Le valutazioni politiche, economiche e giuridiche sul trattamento da riservare alle professioni sono valutate in un contesto più ampio di quanto non accedesse per il passato: passano (oltre che al Ministero della Giustizia) attraverso la Presidenza del Consiglio dei Ministri, il Ministero dell’Economia, il Ministero dello Sviluppo economico, e perfino l’ Autorità Antitrust. Nessuna di queste ultime istituzioni ha preso contatto con i rappresentanti delle professioni.
Le regole che oggi si discutono sulle manovre economiche, che coinvolgono anche le professioni, sono condizionate da una logica imprenditoriale e industriale. E’ evidente che la dimensione economica – oggi favorita dalla grande crisi – assume un ruolo centrale in ogni decisione, anziché essere uno dei criteri di valutazione da esaminare insieme ad altri, non meno rilevanti, come il parametro politico e il parametro giuridico. Cominciamo dunque dall’economia.

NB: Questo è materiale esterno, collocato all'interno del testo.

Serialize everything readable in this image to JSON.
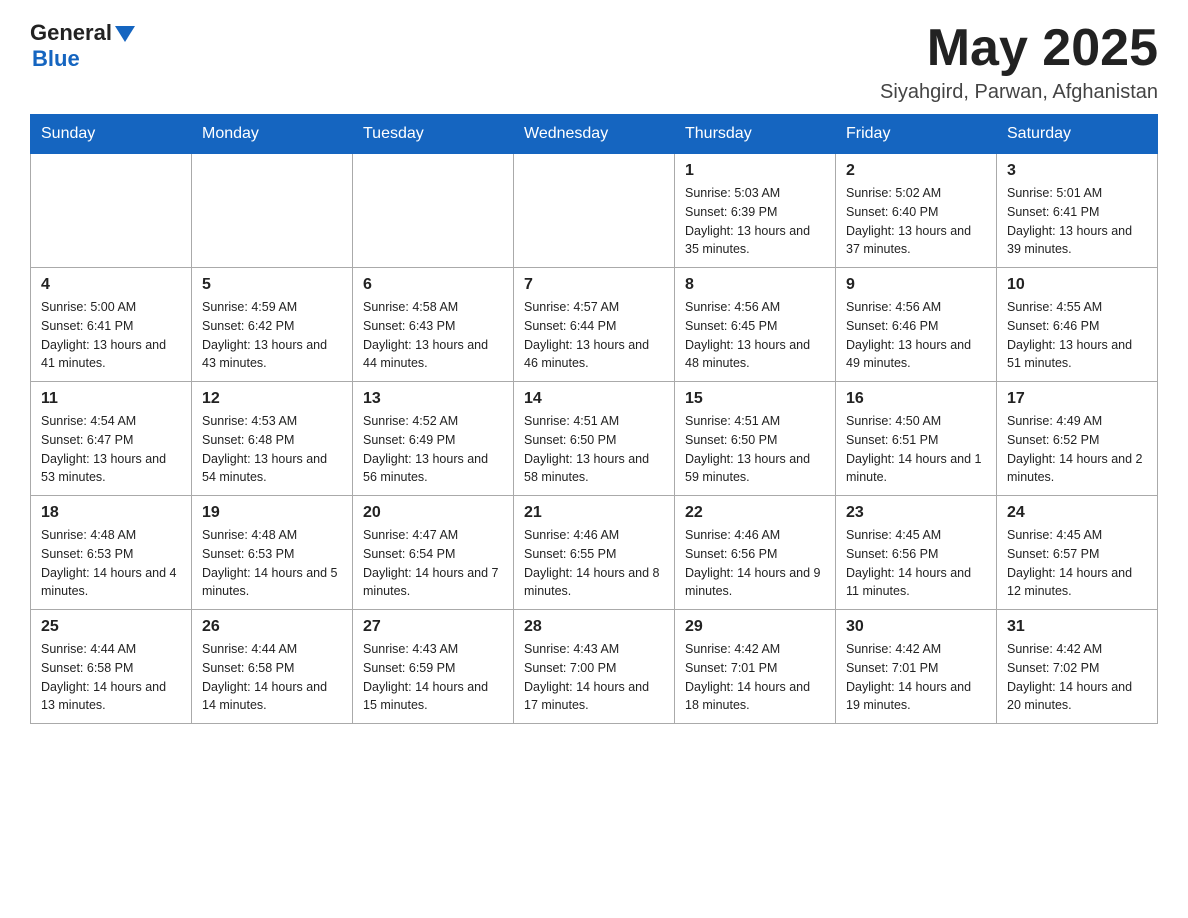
{
  "header": {
    "logo_general": "General",
    "logo_blue": "Blue",
    "month_year": "May 2025",
    "location": "Siyahgird, Parwan, Afghanistan"
  },
  "days_of_week": [
    "Sunday",
    "Monday",
    "Tuesday",
    "Wednesday",
    "Thursday",
    "Friday",
    "Saturday"
  ],
  "weeks": [
    [
      {
        "day": "",
        "info": ""
      },
      {
        "day": "",
        "info": ""
      },
      {
        "day": "",
        "info": ""
      },
      {
        "day": "",
        "info": ""
      },
      {
        "day": "1",
        "info": "Sunrise: 5:03 AM\nSunset: 6:39 PM\nDaylight: 13 hours and 35 minutes."
      },
      {
        "day": "2",
        "info": "Sunrise: 5:02 AM\nSunset: 6:40 PM\nDaylight: 13 hours and 37 minutes."
      },
      {
        "day": "3",
        "info": "Sunrise: 5:01 AM\nSunset: 6:41 PM\nDaylight: 13 hours and 39 minutes."
      }
    ],
    [
      {
        "day": "4",
        "info": "Sunrise: 5:00 AM\nSunset: 6:41 PM\nDaylight: 13 hours and 41 minutes."
      },
      {
        "day": "5",
        "info": "Sunrise: 4:59 AM\nSunset: 6:42 PM\nDaylight: 13 hours and 43 minutes."
      },
      {
        "day": "6",
        "info": "Sunrise: 4:58 AM\nSunset: 6:43 PM\nDaylight: 13 hours and 44 minutes."
      },
      {
        "day": "7",
        "info": "Sunrise: 4:57 AM\nSunset: 6:44 PM\nDaylight: 13 hours and 46 minutes."
      },
      {
        "day": "8",
        "info": "Sunrise: 4:56 AM\nSunset: 6:45 PM\nDaylight: 13 hours and 48 minutes."
      },
      {
        "day": "9",
        "info": "Sunrise: 4:56 AM\nSunset: 6:46 PM\nDaylight: 13 hours and 49 minutes."
      },
      {
        "day": "10",
        "info": "Sunrise: 4:55 AM\nSunset: 6:46 PM\nDaylight: 13 hours and 51 minutes."
      }
    ],
    [
      {
        "day": "11",
        "info": "Sunrise: 4:54 AM\nSunset: 6:47 PM\nDaylight: 13 hours and 53 minutes."
      },
      {
        "day": "12",
        "info": "Sunrise: 4:53 AM\nSunset: 6:48 PM\nDaylight: 13 hours and 54 minutes."
      },
      {
        "day": "13",
        "info": "Sunrise: 4:52 AM\nSunset: 6:49 PM\nDaylight: 13 hours and 56 minutes."
      },
      {
        "day": "14",
        "info": "Sunrise: 4:51 AM\nSunset: 6:50 PM\nDaylight: 13 hours and 58 minutes."
      },
      {
        "day": "15",
        "info": "Sunrise: 4:51 AM\nSunset: 6:50 PM\nDaylight: 13 hours and 59 minutes."
      },
      {
        "day": "16",
        "info": "Sunrise: 4:50 AM\nSunset: 6:51 PM\nDaylight: 14 hours and 1 minute."
      },
      {
        "day": "17",
        "info": "Sunrise: 4:49 AM\nSunset: 6:52 PM\nDaylight: 14 hours and 2 minutes."
      }
    ],
    [
      {
        "day": "18",
        "info": "Sunrise: 4:48 AM\nSunset: 6:53 PM\nDaylight: 14 hours and 4 minutes."
      },
      {
        "day": "19",
        "info": "Sunrise: 4:48 AM\nSunset: 6:53 PM\nDaylight: 14 hours and 5 minutes."
      },
      {
        "day": "20",
        "info": "Sunrise: 4:47 AM\nSunset: 6:54 PM\nDaylight: 14 hours and 7 minutes."
      },
      {
        "day": "21",
        "info": "Sunrise: 4:46 AM\nSunset: 6:55 PM\nDaylight: 14 hours and 8 minutes."
      },
      {
        "day": "22",
        "info": "Sunrise: 4:46 AM\nSunset: 6:56 PM\nDaylight: 14 hours and 9 minutes."
      },
      {
        "day": "23",
        "info": "Sunrise: 4:45 AM\nSunset: 6:56 PM\nDaylight: 14 hours and 11 minutes."
      },
      {
        "day": "24",
        "info": "Sunrise: 4:45 AM\nSunset: 6:57 PM\nDaylight: 14 hours and 12 minutes."
      }
    ],
    [
      {
        "day": "25",
        "info": "Sunrise: 4:44 AM\nSunset: 6:58 PM\nDaylight: 14 hours and 13 minutes."
      },
      {
        "day": "26",
        "info": "Sunrise: 4:44 AM\nSunset: 6:58 PM\nDaylight: 14 hours and 14 minutes."
      },
      {
        "day": "27",
        "info": "Sunrise: 4:43 AM\nSunset: 6:59 PM\nDaylight: 14 hours and 15 minutes."
      },
      {
        "day": "28",
        "info": "Sunrise: 4:43 AM\nSunset: 7:00 PM\nDaylight: 14 hours and 17 minutes."
      },
      {
        "day": "29",
        "info": "Sunrise: 4:42 AM\nSunset: 7:01 PM\nDaylight: 14 hours and 18 minutes."
      },
      {
        "day": "30",
        "info": "Sunrise: 4:42 AM\nSunset: 7:01 PM\nDaylight: 14 hours and 19 minutes."
      },
      {
        "day": "31",
        "info": "Sunrise: 4:42 AM\nSunset: 7:02 PM\nDaylight: 14 hours and 20 minutes."
      }
    ]
  ]
}
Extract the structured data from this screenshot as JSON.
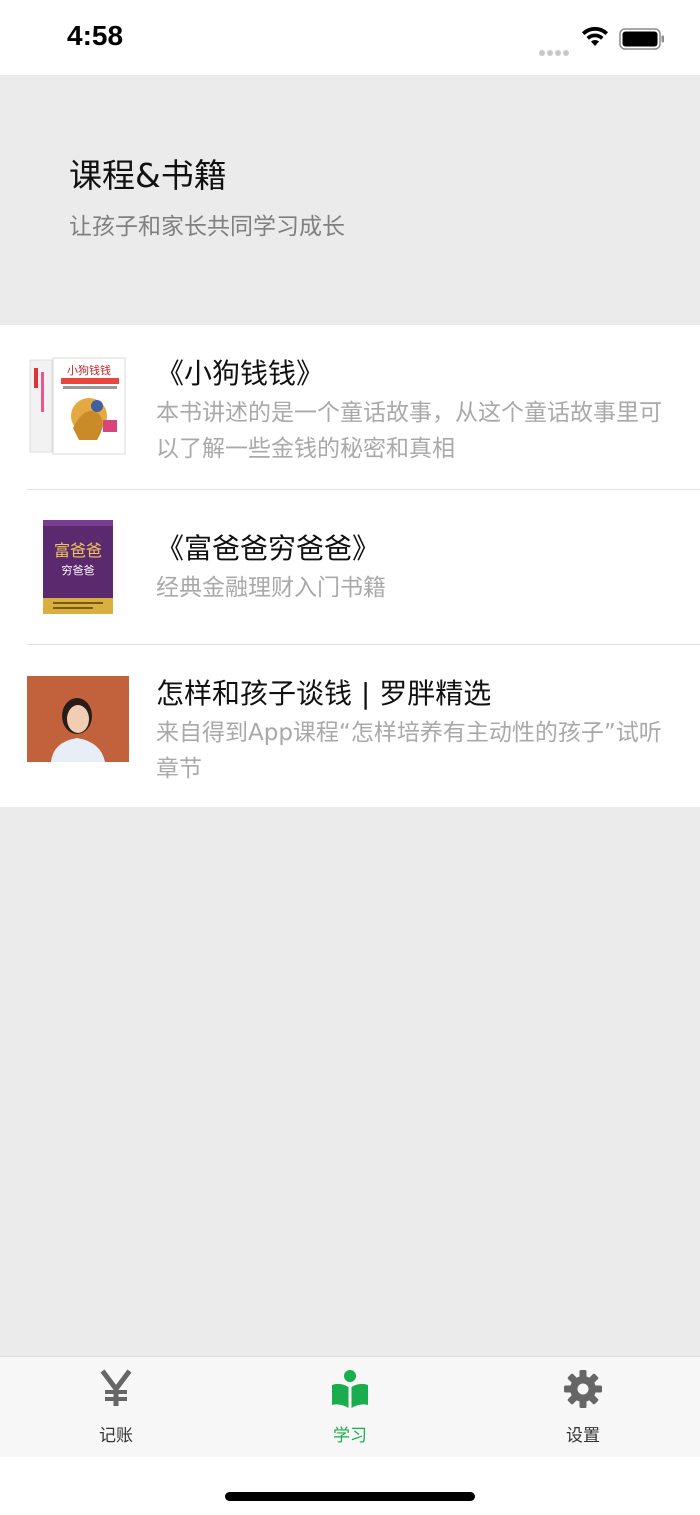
{
  "status_bar": {
    "time": "4:58"
  },
  "header": {
    "title": "课程&书籍",
    "subtitle": "让孩子和家长共同学习成长"
  },
  "items": [
    {
      "title": "《小狗钱钱》",
      "description": "本书讲述的是一个童话故事，从这个童话故事里可以了解一些金钱的秘密和真相",
      "cover_text": "小狗钱钱"
    },
    {
      "title": "《富爸爸穷爸爸》",
      "description": "经典金融理财入门书籍",
      "cover_text_top": "富爸爸",
      "cover_text_bottom": "穷爸爸"
    },
    {
      "title": "怎样和孩子谈钱 | 罗胖精选",
      "description": "来自得到App课程“怎样培养有主动性的孩子”试听章节"
    }
  ],
  "tabbar": {
    "tabs": [
      {
        "label": "记账",
        "icon": "yen-icon",
        "active": false
      },
      {
        "label": "学习",
        "icon": "book-icon",
        "active": true
      },
      {
        "label": "设置",
        "icon": "gear-icon",
        "active": false
      }
    ]
  },
  "colors": {
    "accent": "#1aad4e",
    "background": "#ebebeb",
    "secondary_text": "#a9a9a9"
  }
}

L’argomento che si sente spendere più frequentemente muove da un dato che si assume come incontestabile, cioè che la disciplina delle professioni deve essere “liberalizzata” perché l’attuale sistema abbasserebbe il PIL di un punto o di un punto e mezzo . Questo assunto, estrapolato da una Relazione dell’ allora Governatore della Banca d’Italia, risale al 2008. Non si è mai saputo con quali calcoli fosse stato determinato né in base a quali criteri venisse fuori questa cifra.
Se per avventura essa dovesse dipendere dai costi delle spese legali delle imprese (e cioè fosse tratta dalle statistiche del CEPEJ) risalirebbe al 2006, quindi ad una data anteriore al decreto che ha abolito l’ obbligatorietà delle tariffe minime. Se fosse vero che dalla soppressione della obbligatorietà sono conseguiti enormi benefici economici per le imprese, quel dato sarebbe del tutto inattendibile, perché temporalmente superato e tecnicamente incompleto. Se al contrario si trattasse di un dato recente, completo e attendibile, esso dimostrerebbe che la soppressione delle tariffe minime non ha prodotto - in sei anni - alcun risultato utile.
Per parte loro, le professioni producevano undici punti di PIL: non è dato sapere – in quanto i dati economici disponibili non ne trattano - se questo effetto positivo per l’economia italiana sia confermato, oppure se la crisi (come si potrebbe sospettare) abbia prodotto contrazioni nei benefici che le professioni apportano all’economia. Parlo di benefici, perché in questa demonizzazione delle professioni che è riflessa coralmente dai media, si tende a parlare solo di costi, di caste, di privilegi, di incrostazioni, come se le professioni fossero utili solo a se stesse e fossero un inutile fardello, una pesante catena di cui ci si deve liberare in ogni modo.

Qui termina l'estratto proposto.